In 1855 he was elected sheriff of his county, and two years later, coroner. In 1861, he was elected to the state Assembly, resigning in 1862 to become major in the 25th Wisconsin Infantry, a regiment he had recruited. He rose in rank from major to lieutenant-colonel, won distinction for his soldierly conduct at "The Crossing, " in the battle of Salkehatchie River, February 1865 (War of the Rebellion: Official Records, Army, 1 ser. XLVII, pt. 1, p. 387), and at the close of the war was brevetted colonel and brigadier-general.

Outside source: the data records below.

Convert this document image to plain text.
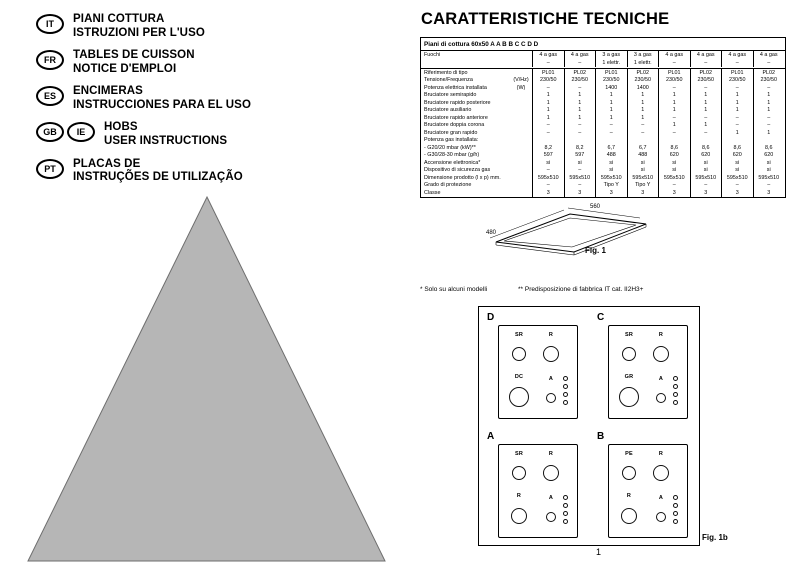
IT	PIANI COTTURA
ISTRUZIONI PER L'USO
FR	TABLES DE CUISSON
NOTICE D'EMPLOI
ES	ENCIMERAS
INSTRUCCIONES PARA EL USO
GB	IE	HOBS
USER INSTRUCTIONS
PT	PLACAS DE
INSTRUÇÕES DE UTILIZAÇÃO
CARATTERISTICHE TECNICHE
Piani di cottura 60x50 A A B B C C D D
Fuochi	4 a gas	4 a gas	3 a gas	3 a gas	4 a gas	4 a gas	4 a gas	4 a gas
–	–	1 elettr.	1 elettr.	–	–	–	–
Riferimento di tipo	PL01	PL02	PL01	PL02	PL01	PL02	PL01	PL02
Tensione/Frequenza	(V/Hz)	230/50	230/50	230/50	230/50	230/50	230/50	230/50	230/50
Potenza elettrica installata	(W)	–	–	1400	1400	–	–	–	–
Bruciatore semirapido	1	1	1	1	1	1	1	1
Bruciatore rapido posteriore	1	1	1	1	1	1	1	1
Bruciatore ausiliario	1	1	1	1	1	1	1	1
Bruciatore rapido anteriore	1	1	1	1	–	–	–	–
Bruciatore doppia corona	–	–	–	–	1	1	–	–
Bruciatore gran rapido	–	–	–	–	–	–	1	1
Potenza gas installata:
- G20/20 mbar (kW)**	8,2	8,2	6,7	6,7	8,6	8,6	8,6	8,6
- G30/28-30 mbar (g/h)	597	597	488	488	620	620	620	620
Accensione elettronica*	si	si	si	si	si	si	si	si
Dispositivo di sicurezza gas	–	–	si	si	si	si	si	si
Dimensione prodotto (l x p) mm.	595x510	595x510	595x510	595x510	595x510	595x510	595x510	595x510
Grado di protezione	–	–	Tipo Y	Tipo Y	–	–	–	–
Classe	3	3	3	3	3	3	3	3
560
480
Fig. 1
* Solo su alcuni modelli	** Predisposizione di fabbrica IT cat. II2H3+
D
SR	R
DC	A
C
SR	R
GR	A
A
SR	R
R	A
B
PE	R
R	A
Fig. 1b
1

After his return to Wisconsin, he was elected state bank controller in 1865 and reelected in 1867. In 1871 he went to Congress as successor to C. C. Washburn, and served for three terms. He declined diplomatic appointment in 1881, but was that year elected governor of Wisconsin. He set a record for length of service as governor of his state: he was elected three times and one of his terms was extended by statute, so that he was in office seven years. His devotion to duty was acclaimed so universally as to make him appear to many an available candidate for the presidential nomination in 1888. In consequence, when Harrison upon his inauguration found himself with a new office to fill in the secretaryship of agriculture, he called Rusk to that position.
After March 4, 1893, he retired to his farm, where he died eight months later. Jerry Rusk was a character to inspire legend. Tall (six feet, three inches), broad, and well set up, he was physically fit for any emergency. His democratic ways, cheery manner, spontaneous humor, and great good sense, coupled with his loyalty and dependableness, endeared him not only to business and political associates, but to the people of Wisconsin generally.
Though practically uneducated and never a reader, he was a clear, straightforward, logical thinker and writer on everyday business and administrative subjects. His was fundamentally the active, not the reflective type of mind. In politics he was a strict party conformist, and a conciliator of factional differences.
Harisson said of him: "He not only filled the measure of the man I wanted, but enlarged it".
Connections
On April 5, 1849, in Ohio, Rusk married Mary Martin, by whom he had three children. She died in January 1856, and in December of that year, at Viroqua, he married Elizabeth M. Johnson, by whom he had two children.